Where NOVA really messes with expectations is that the stats in this fairly simple framework are not the normal strength/intelligence/speedat-eating-hotdogs equivalents. Instead of any link to physical attributes or abilities, NOVA asks the GM to interpret actions through a “Sun”, “Moon” and “Stars” lens; an abstraction of your character’s entire approach to situations. So the “Sun” attribute involves powerful, emotional, sweeping or destructive actions, whereas “Moon” refers to reactive, quick, nimble, effective actions.
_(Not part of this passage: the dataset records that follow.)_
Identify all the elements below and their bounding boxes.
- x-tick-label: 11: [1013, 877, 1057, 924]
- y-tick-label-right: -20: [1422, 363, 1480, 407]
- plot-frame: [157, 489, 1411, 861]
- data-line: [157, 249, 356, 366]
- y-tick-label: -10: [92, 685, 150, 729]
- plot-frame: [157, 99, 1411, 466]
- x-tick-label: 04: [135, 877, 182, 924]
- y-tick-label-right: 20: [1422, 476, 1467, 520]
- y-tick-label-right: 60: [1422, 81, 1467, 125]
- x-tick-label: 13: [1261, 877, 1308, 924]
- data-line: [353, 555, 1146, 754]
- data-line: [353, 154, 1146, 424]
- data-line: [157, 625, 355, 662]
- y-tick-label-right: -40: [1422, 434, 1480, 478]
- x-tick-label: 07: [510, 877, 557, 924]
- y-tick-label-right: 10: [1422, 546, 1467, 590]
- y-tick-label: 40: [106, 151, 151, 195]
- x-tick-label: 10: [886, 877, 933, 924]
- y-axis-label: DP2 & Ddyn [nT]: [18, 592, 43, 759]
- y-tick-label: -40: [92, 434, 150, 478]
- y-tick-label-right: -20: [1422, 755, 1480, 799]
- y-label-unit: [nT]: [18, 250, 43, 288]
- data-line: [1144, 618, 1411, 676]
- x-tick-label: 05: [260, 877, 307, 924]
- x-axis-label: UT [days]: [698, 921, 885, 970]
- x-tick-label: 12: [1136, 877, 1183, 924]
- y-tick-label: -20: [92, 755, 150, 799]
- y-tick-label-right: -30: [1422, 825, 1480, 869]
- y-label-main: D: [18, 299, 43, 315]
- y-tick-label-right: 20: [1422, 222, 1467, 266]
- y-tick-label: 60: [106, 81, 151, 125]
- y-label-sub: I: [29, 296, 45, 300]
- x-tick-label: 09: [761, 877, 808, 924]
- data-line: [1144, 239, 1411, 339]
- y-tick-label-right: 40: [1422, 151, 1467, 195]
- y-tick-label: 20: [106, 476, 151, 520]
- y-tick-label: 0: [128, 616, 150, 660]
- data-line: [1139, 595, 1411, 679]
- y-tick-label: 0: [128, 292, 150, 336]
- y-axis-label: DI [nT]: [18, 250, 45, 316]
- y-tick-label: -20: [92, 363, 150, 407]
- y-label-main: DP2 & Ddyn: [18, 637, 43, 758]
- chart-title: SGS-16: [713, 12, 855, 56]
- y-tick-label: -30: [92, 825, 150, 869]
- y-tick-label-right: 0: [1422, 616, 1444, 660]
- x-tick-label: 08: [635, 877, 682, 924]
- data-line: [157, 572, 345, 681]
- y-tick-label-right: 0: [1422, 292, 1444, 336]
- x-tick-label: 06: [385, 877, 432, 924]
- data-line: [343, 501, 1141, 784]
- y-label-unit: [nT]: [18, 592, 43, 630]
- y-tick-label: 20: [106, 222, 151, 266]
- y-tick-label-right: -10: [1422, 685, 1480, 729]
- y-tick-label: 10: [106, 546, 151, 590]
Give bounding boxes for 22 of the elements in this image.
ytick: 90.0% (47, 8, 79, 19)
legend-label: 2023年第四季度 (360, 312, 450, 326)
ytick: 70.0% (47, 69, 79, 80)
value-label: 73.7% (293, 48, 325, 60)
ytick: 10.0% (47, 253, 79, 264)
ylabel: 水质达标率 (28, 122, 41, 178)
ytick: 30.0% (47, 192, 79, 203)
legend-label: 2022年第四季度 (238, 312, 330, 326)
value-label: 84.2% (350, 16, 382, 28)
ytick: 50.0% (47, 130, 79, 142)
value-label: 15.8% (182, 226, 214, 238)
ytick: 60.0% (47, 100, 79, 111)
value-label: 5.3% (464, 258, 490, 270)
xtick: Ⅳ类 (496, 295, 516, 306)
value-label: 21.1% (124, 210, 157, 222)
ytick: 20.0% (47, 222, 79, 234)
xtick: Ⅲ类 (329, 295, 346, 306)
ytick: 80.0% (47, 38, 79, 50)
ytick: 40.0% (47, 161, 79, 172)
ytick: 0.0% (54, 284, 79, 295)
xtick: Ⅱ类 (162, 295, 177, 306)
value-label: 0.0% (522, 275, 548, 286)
Personally, I think Spencer Campbell is one of the most innovative designers in the modern RPG scene, and NOVA is one of my favourite projects he’s published, both for setting and for the revolution it causes in a player’s approach to problem solving and roleplaying. Plus it looks stunning, with vibrant art and a punchy, colourful layout. The GM guide is detailed but not overbearing, and for a 70 page booklet, it manages to have nine double page spreads of Spark types, the same again of enemies and factions, a sample mission, and mission and location generators.
Just reading through is enough to leave you out of breath – and rightly so, when a game of NOVA can be played through in just an hour!